GamesBeat: Do you feel like there’s art in mobile games? Don Daglow gave this lecture about emotional storytelling, but he couldn’t name examples of that working well in mobile or VR yet.
Kassulke: It depends on your definition of art. It’s like when you look at certain paintings and say, “My kid could do that.” For me a great photograph is art. A painter might say it’s not. I totally believe that Clouds and Sheep is art. It’s a different kind of game. It has no ending. It’s pure art. Our players love it. They build their own worlds. It makes me proud, listening to the user feedback. They send us their stories.
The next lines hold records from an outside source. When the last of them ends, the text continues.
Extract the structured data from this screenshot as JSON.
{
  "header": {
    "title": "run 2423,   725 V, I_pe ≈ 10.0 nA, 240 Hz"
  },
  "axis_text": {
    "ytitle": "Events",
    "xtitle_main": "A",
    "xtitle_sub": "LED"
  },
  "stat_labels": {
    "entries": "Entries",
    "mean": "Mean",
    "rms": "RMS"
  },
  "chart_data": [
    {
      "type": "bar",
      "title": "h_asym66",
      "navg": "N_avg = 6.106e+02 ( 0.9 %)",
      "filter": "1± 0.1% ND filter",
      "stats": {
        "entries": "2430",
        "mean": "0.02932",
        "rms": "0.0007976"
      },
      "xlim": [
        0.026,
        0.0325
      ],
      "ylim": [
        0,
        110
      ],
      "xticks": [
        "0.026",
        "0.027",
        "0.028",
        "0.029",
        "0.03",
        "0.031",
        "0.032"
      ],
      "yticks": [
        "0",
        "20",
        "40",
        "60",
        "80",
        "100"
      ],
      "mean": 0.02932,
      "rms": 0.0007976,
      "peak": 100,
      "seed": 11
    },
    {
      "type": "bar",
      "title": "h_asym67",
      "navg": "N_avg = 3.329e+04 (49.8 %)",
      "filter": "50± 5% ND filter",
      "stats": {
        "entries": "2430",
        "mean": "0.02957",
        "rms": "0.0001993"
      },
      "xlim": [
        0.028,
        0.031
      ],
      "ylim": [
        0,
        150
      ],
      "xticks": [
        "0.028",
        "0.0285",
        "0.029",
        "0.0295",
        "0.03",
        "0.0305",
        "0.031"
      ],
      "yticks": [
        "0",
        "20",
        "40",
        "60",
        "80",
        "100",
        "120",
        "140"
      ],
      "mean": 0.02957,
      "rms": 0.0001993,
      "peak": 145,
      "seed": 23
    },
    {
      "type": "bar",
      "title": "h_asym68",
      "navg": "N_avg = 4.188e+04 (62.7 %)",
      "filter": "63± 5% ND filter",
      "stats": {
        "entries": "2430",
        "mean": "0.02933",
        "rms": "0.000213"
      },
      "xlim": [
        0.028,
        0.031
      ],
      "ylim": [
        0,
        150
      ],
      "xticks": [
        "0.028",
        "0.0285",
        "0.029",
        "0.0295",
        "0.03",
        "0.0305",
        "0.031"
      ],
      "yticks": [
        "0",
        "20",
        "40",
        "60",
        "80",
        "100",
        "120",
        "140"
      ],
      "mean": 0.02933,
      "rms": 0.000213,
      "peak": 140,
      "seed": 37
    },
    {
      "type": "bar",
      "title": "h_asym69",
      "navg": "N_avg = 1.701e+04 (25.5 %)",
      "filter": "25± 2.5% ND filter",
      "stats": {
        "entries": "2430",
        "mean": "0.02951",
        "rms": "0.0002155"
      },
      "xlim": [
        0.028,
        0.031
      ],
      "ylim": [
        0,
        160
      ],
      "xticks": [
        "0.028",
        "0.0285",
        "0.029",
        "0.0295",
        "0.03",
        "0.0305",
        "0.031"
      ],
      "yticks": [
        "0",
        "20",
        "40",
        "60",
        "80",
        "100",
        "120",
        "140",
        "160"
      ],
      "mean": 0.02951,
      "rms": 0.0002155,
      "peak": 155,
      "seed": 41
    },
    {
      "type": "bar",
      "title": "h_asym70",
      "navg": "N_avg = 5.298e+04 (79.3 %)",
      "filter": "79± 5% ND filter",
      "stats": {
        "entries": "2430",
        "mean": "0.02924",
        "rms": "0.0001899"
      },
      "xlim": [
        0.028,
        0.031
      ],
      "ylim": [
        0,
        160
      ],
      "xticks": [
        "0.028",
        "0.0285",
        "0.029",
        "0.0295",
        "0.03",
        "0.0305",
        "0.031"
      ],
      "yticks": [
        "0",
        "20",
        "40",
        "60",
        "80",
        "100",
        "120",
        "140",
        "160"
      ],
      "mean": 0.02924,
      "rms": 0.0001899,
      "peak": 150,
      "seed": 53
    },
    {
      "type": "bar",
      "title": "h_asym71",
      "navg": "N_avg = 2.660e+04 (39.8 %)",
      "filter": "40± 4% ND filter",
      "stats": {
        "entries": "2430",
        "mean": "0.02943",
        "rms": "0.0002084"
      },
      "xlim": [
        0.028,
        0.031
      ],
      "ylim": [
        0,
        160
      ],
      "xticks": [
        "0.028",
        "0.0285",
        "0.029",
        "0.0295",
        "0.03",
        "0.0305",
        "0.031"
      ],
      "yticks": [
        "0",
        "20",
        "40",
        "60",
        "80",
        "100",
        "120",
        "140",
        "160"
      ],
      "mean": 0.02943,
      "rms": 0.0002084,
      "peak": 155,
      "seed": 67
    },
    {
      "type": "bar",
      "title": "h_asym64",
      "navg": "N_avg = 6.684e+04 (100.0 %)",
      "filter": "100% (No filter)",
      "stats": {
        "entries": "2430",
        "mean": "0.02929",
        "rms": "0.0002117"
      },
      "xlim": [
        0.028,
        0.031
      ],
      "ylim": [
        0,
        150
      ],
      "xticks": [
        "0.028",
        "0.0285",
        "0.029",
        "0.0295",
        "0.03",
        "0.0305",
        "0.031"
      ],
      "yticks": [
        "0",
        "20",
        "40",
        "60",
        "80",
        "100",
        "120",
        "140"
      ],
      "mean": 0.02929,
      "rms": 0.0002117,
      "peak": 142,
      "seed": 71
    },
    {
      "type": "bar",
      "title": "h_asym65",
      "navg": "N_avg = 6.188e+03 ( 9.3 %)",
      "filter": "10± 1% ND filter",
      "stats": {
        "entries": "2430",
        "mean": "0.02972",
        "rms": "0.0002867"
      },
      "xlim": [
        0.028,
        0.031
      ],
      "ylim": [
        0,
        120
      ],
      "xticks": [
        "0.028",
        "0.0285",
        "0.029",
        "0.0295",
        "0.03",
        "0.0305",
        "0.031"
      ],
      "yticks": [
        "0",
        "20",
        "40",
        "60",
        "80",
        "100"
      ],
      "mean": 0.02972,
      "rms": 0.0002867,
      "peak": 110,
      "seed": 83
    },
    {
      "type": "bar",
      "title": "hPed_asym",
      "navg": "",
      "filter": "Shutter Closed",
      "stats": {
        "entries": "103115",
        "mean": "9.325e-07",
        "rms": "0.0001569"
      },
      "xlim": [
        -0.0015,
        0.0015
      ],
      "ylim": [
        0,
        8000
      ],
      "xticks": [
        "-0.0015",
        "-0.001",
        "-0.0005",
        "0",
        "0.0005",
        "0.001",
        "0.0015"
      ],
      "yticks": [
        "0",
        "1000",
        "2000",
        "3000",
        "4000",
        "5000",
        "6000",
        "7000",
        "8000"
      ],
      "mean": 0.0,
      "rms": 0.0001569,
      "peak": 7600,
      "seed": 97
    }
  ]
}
When you understand who’s playing your games and how they’re feeling—it’s why we left PC and console. Yeah, you had however many million pixels more, but who sees that anymore? Nowadays, in mobile games—if you look at the games Don showed in his talk, no one from the old industry would have invested in Clash of Clans or Candy Crush or any of the big sellers of the moment. Is that art? I think so. Candy Crush, in some ways, is nothing new, but they put some kind of art in there. Everyone wants to play it now. They weren’t all playing Bejeweled Blitz before.
Most of the games we see today were here already. But a small feature in a mobile game or VR game gives us totally new possibilities, or even new genres. That’s what we found out when we were trying to figure out how to navigate with a touch screen. It’s how adventure games developed into hidden object games. Now you can do something like that without touching anything at all. We’ll see a lot of new companies and new genres coming out with cool games, just like we’ve seen over the last 16 years in the mobile space.
It’s not who has the most money. Vivendi came into the game industry with plenty of money and then they left. Now they’re coming back again. You never thought about GameLoft falling a few years ago, but now they’re struggling. If you stand still, if you’re not innovating, someone else will and they’ll overtake you.
It can be a very cruel market, and that’s why we have these internal venture teams. We don’t know where the market will go, what will be the next thing. We think about what might be the next thing and we put that into six different projects. Even if only two pay off, I can at least get experience out of the other four that I can use later on with other projects.